The first five ingredients are for the sponge base. In a food processor or stand mixer (you could do it by hand too), beat the butter and sugar together until light and fluffy.
Beat in the eggs and vanilla extract, then fold in the self-raising flour.4, Divide the mixture in half. Put half in your deep cake tin for the cheesecake and the rest in the shallow tin for the spare sponge. Pop you spare sponge in the oven first, while you tackle the cheesecake.
Bake for 20 minutes until well risen, golden and firm to the touch.

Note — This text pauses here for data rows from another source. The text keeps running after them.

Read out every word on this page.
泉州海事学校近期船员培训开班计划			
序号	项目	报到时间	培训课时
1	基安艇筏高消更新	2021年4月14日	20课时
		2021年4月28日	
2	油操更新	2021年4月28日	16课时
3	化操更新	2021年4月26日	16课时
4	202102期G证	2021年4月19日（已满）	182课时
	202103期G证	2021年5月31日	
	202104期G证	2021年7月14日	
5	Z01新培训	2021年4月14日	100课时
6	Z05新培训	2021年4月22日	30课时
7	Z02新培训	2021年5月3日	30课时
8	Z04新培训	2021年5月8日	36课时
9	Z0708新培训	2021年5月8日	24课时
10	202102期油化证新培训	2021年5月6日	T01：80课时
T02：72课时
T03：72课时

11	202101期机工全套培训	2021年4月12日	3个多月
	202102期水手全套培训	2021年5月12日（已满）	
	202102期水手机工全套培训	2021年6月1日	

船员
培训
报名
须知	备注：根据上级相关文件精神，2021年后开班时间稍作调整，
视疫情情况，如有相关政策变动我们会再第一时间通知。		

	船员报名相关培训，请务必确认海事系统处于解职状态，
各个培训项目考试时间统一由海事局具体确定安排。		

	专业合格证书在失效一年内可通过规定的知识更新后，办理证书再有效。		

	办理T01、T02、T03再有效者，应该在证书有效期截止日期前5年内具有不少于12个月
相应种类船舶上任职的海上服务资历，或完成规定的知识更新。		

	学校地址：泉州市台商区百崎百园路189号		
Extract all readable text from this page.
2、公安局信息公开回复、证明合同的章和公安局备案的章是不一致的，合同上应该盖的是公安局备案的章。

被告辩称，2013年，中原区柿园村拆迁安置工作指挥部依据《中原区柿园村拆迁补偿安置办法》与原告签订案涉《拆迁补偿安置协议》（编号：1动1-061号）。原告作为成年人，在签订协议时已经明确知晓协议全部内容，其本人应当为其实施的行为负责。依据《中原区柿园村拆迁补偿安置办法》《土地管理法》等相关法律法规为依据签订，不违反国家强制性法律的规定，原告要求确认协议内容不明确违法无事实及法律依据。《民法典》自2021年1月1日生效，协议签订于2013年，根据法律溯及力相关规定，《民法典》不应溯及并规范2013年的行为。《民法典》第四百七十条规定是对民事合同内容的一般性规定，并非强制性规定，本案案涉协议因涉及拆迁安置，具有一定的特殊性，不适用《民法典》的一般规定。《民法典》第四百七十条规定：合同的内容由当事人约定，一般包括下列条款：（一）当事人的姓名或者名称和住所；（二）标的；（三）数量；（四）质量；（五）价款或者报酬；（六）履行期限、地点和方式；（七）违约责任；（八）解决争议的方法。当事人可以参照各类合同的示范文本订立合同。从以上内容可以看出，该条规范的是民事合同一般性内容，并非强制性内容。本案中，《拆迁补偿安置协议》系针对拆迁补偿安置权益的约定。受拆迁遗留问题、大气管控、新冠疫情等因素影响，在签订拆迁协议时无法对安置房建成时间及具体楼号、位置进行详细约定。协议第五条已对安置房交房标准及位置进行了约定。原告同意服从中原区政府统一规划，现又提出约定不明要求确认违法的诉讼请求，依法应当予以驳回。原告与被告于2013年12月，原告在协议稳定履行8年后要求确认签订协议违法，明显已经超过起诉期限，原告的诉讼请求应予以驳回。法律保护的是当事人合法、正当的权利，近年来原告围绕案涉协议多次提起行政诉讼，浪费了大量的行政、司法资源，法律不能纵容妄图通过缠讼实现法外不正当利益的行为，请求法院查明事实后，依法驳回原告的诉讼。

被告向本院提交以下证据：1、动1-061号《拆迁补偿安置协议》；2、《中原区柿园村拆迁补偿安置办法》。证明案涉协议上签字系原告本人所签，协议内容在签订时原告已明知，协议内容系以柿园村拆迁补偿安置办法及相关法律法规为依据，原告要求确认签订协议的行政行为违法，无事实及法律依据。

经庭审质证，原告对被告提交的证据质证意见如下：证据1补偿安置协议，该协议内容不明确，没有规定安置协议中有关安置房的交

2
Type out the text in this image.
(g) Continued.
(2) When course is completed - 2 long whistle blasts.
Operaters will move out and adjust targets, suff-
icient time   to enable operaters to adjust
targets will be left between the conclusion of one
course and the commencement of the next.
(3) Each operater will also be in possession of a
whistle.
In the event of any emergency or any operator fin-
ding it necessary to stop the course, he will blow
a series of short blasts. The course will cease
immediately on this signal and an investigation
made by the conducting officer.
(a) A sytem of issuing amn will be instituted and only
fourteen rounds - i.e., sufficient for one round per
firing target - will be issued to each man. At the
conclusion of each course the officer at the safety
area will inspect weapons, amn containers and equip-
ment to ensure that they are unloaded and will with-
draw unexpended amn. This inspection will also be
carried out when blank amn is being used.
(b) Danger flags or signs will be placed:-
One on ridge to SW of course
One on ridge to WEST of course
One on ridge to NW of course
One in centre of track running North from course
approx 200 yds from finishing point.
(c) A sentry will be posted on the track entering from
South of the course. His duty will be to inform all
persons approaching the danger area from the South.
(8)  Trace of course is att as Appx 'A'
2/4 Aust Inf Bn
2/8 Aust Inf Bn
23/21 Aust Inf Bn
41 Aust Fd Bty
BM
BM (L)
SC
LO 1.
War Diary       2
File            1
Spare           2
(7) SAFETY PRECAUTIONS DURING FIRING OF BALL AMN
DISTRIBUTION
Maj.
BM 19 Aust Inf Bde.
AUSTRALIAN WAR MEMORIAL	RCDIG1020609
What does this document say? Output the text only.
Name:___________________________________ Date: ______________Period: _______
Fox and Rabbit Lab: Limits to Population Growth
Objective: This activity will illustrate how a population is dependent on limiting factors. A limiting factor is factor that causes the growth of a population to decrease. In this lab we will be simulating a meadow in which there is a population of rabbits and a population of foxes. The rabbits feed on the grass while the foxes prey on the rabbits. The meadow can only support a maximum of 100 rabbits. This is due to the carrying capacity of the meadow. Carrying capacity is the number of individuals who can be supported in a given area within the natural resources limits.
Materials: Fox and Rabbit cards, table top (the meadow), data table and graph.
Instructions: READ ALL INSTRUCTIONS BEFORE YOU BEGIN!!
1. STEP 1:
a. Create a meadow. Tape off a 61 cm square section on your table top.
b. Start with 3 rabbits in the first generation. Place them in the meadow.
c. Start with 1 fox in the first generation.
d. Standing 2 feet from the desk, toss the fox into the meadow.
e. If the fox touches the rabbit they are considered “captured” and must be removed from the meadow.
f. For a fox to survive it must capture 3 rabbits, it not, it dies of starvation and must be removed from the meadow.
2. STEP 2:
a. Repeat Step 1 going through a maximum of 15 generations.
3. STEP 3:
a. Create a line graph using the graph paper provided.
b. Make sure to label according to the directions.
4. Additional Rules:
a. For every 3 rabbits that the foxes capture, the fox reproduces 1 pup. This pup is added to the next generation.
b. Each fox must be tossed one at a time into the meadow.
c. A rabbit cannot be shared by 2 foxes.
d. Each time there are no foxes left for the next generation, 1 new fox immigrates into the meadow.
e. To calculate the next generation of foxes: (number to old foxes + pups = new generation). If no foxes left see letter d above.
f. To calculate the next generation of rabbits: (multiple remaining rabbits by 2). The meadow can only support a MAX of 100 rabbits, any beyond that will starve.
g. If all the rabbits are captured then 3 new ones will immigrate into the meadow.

Beat together the cream cheese, sugar, plain flour, soured cream, eggs and vanilla extract until well combined and smooth.
Fold in the raspberries, then pour the batter over your sponge base (deep tin). Smooth the top and cover with a good dusting of icing sugar.
Pop in the oven once your single sponge is out and bake for 1 hour and 30 minutes. Try the skewer test. There may be a bit of creamy cheesecake on the skewer, but it shouldn't be wet.
Turn the oven off and leave the cake to cool in the oven with the door open slightly.
Once cool, remove from the tin and decorate with whipped cream and raspberries.